4.De omvang van het geschil

4.1
Het geschil in hoger beroep betreft alleen de beslissing van de kinderrechter met betrekking tot de verzochte bestuurlijke dwangsom.
4.2
De moeder verzoekt het hof in het beroepschrift, onder verwijzing naar artikel 8:55c van de Algemene wet bestuursrecht (Awb), alsnog de hoogte van de bestuurlijke dwangsom vast te stellen, althans een zodanige beslissing te nemen als het hof juist acht.
4.3
De GI verzoekt het hof de moeder niet-ontvankelijk te verklaren in haar hoger beroep dan wel dat af te wijzen.

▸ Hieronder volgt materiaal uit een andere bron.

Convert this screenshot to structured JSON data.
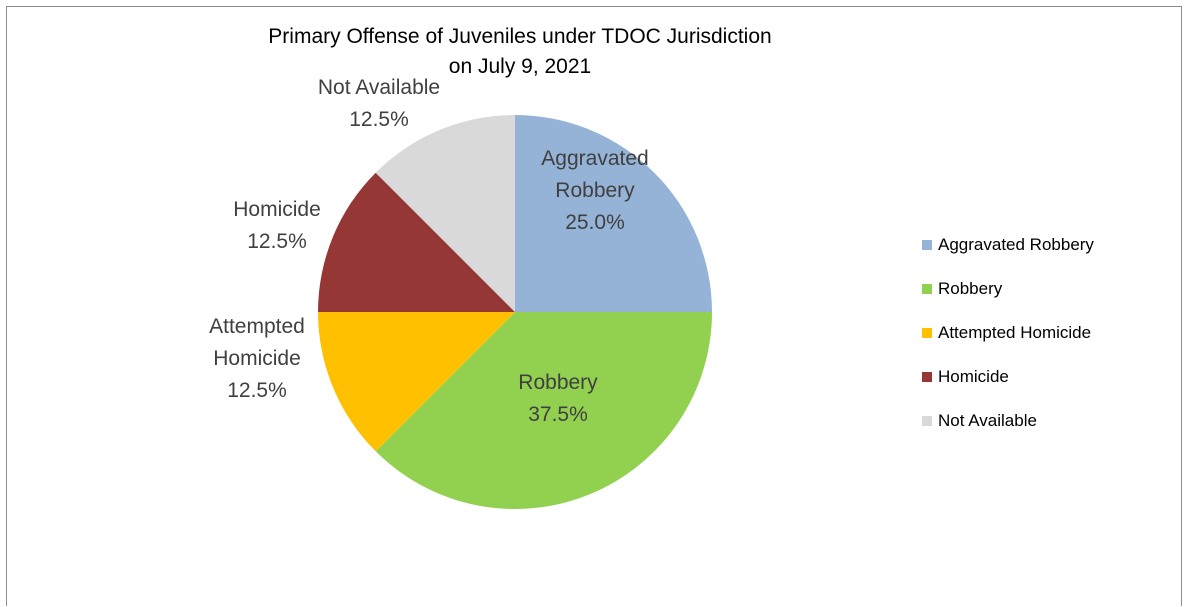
{
  "chart_data": {
    "type": "pie",
    "title_lines": [
      "Primary Offense of Juveniles under TDOC Jurisdiction",
      "on July 9, 2021"
    ],
    "slices": [
      {
        "label": "Aggravated Robbery",
        "label_lines": [
          "Aggravated",
          "Robbery"
        ],
        "value": 25.0,
        "value_label": "25.0%",
        "color": "#95b3d7"
      },
      {
        "label": "Robbery",
        "label_lines": [
          "Robbery"
        ],
        "value": 37.5,
        "value_label": "37.5%",
        "color": "#92d050"
      },
      {
        "label": "Attempted Homicide",
        "label_lines": [
          "Attempted",
          "Homicide"
        ],
        "value": 12.5,
        "value_label": "12.5%",
        "color": "#ffc000"
      },
      {
        "label": "Homicide",
        "label_lines": [
          "Homicide"
        ],
        "value": 12.5,
        "value_label": "12.5%",
        "color": "#953735"
      },
      {
        "label": "Not Available",
        "label_lines": [
          "Not Available"
        ],
        "value": 12.5,
        "value_label": "12.5%",
        "color": "#d9d9d9"
      }
    ],
    "legend_position": "right",
    "data_label_color": "#404040"
  }
}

5.De motivering van de beslissing

5.1
Alvorens het voorliggende verzoek inhoudelijk te kunnen beoordelen dient het hof (ambtshalve) te beoordelen of de moeder in haar hoger beroep kan worden ontvangen.
5.2
Vast staat in dit verband dat het verzoek in hoger beroep is beperkt tot de beslissing van de kinderrechter met betrekking tot de bestuurlijke dwangsom. Die beslissing is in het wettelijk systeem connex aan het 'beroep niet tijdig' (vgl. artikel 8:55b Awb).
5.3
Het is het hof gebleken dat ten tijde van de vraag van de advocaat van de moeder van 7 maart 2017 aan de GI, de omgang tussen de moeder en de kinderen niet meer was gebaseerd op de schriftelijke aanwijzing uit februari 2016, waarin de omgangsmomenten tot en met december 2016 waren vastgelegd, en voorts dat de omstandigheden sindsdien waren gewijzigd. Het schriftelijk bericht van de advocaat van de moeder van 7 maart 2017 aan de GI dient daarom naar het oordeel van het hof te worden aangemerkt als een aanvraag tot het nemen van een besluit als bedoeld in artikel 1:3 Awb in de vorm van een schriftelijke aanwijzing betreffende de contacten tussen de moeder en de kinderen als bedoeld in artikel 1:265f lid 1 BW.
5.4
Op grond van dat artikel 1:265f lid 1 BW kan de GI, voor zover noodzakelijk met het oog op het doel van de uithuisplaatsing van een minderjarige voor de duur van de uithuisplaatsing, de contacten tussen de met het gezag belaste ouder en het kind beperken. Ingevolge het tweede lid van dat artikel geldt de beslissing van de GI als een aanwijzing en zijn de artikelen 1:264 en 1:265 BW van overeenkomstige toepassing, met dien verstande dat de rechter een zodanige regeling kan vaststellen als hem in het belang van het kind wenselijk voorkomt.
5.5
Gelet op artikel 1:265f lid 2 jo. artikel 1:265 lid 2 BW diende de GI binnen twee weken schriftelijk te beslissen op het verzoek van 7 maart 2017. Het hof acht voldoende gebleken dat de GI niet binnen die termijn een schriftelijk besluit op de aanvraag heeft genomen. De reactie van de jeugdzorgwerker [E] op de e-mail van 7 maart 2017 kan niet als zodanig worden aangemerkt en ook anderszins heeft het hof geen tijdig besluit van de GI op het verzoek aangetroffen. Ingevolge artikel 1:265f lid 2 jo. artikel 1:265 lid 4 BW staat het niet of niet tijdig nemen van een beslissing door de GI gelijk met afwijzing van het verzoek, waarna beroep kan worden ingesteld bij de kinderrechter.
5.6
Onderdeel van de door de kinderrechter te verrichten toetsing is of de beslissing van de GI op zorgvuldige wijze tot stand is gekomen. Op de totstandkoming van besluiten van de GI is de Awb van toepassing. Dat sprake is van een besluit in de zin van de Awb betekent echter niet dat de Awb in zijn geheel van toepassing is. Afdeling 4 van Titel 14 van Boek 1 BW (waar ook de artikelen 1:265 en 1:265f BW toebehoren) is opgenomen in de bijlage bij artikel 8:5 Awb, waardoor bezwaar en beroep op grond van de Awb zijn uitgesloten. De hoofdstukken 6 en 8 van de Awb zijn dus niet van toepassing (vgl. Hoge Raad 3 november 2000; ECLI:NL:HR:2000:AA8104). Omdat de moeder haar verzoek heeft gebaseerd op artikel 8:55c Awb kan zij naar het oordeel van het hof niet in dit verzoek worden ontvangen.

6.6. De slotsom

6.1
Het voorgaande leidt tot de slotsom dat de bestreden beschikking niet in stand kan blijven voor zover aan dit hoger beroep onderworpen en het hof zal beslissen als volgt.

7.De beslissing

Het hof, beschikkende in hoger beroep:
verklaart de moeder niet-ontvankelijk in haar hoger beroep tot vaststelling van de hoogte van de bestuurlijke dwangsom.
Deze beschikking is gegeven door mrs. I.A. Vermeulen, C. Koopman en A.W. Jongbloed, bijgestaan door mr. A.J.Th. Harkema als griffier en is op 30 oktober 2018 in het openbaar uitgesproken.